I’m almost positive I was the last person on earth, he ever expected to hear from. He told me a year or so later, yes, he thought that door had long been closed, but was delighted it was now open and a warm breeze was coming through. During that first phone chat, it took no time at all for us to be in sync, and subsequently we became fast friends.

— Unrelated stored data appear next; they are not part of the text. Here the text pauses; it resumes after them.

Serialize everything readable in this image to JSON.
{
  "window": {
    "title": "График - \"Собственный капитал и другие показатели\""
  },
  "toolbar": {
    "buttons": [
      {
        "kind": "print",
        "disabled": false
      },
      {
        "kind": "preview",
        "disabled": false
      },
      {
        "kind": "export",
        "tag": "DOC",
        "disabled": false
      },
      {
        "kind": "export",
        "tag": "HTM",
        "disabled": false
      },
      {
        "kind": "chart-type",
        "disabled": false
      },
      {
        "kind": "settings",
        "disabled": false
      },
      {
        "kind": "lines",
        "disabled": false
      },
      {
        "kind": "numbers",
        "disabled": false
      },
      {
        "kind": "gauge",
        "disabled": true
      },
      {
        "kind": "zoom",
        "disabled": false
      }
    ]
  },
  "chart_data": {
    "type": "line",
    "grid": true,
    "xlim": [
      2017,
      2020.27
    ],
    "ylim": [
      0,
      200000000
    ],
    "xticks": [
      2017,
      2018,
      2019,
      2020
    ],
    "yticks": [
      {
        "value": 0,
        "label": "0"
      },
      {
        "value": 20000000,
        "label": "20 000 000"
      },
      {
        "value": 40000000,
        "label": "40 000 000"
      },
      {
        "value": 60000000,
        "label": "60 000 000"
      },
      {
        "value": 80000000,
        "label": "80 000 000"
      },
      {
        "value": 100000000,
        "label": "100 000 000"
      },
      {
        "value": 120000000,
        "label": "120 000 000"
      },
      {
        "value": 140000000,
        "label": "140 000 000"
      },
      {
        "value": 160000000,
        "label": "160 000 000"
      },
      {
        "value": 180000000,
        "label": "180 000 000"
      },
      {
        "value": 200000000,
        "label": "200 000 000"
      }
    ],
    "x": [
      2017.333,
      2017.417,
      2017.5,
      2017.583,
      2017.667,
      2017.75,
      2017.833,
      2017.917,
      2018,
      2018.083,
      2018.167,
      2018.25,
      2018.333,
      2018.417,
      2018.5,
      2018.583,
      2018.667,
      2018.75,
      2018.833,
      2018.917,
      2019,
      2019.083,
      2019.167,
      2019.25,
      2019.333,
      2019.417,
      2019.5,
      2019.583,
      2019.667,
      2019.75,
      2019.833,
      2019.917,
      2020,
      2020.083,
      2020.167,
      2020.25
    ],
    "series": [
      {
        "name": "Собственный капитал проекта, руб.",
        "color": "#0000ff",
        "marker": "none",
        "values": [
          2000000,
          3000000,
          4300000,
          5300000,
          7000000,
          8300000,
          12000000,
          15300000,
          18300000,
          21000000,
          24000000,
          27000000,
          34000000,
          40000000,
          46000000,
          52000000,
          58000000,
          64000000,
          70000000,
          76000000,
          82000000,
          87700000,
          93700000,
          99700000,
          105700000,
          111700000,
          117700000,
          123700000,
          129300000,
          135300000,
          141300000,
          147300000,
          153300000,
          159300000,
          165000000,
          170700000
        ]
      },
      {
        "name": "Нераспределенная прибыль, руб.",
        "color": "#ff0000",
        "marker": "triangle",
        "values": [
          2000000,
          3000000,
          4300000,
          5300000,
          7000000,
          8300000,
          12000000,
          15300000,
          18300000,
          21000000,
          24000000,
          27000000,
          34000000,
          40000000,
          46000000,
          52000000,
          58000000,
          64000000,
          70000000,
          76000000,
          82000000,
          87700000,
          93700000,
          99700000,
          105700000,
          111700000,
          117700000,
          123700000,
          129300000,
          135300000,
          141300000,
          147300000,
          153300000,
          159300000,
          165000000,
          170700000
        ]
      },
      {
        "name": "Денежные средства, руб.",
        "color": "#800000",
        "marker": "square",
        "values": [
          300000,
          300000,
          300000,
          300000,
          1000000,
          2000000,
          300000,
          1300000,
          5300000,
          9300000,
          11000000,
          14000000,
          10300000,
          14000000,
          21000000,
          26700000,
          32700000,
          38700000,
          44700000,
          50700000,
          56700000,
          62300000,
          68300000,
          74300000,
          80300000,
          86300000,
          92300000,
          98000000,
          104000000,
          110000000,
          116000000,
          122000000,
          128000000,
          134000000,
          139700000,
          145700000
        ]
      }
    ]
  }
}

Between that initial phone call introduction in 2001, and his death in September of 2014, Walter and I met face to face only once. It was on their return drive to Chicago from their summer home in Ft. Meyers, Florida, he and his wife, Cheryl, stopped in Charlotte, NC to pay a long awaited—a lifetime, actually—much anticipated visit. Because he was wheelchair bound and needed particular amenities, they reserved a room at a nearby hotel. But I got to spend a full day with Walter—by that time, a close friend, confidant, and more, my brother—and that was one beautiful, memorable visit. And I cooked for him! I recall serving grilled salmon…but the rest of the dinner is a blur. He said, the salmon was “cooked perfectly”, so that’s what resonated, and was worth remembering, above all!
Such a cool, open, unpretentious guy, with the most wonderful, oftentimes mischievous sense of humor, and a laugh that resonated. Oh, I do miss him!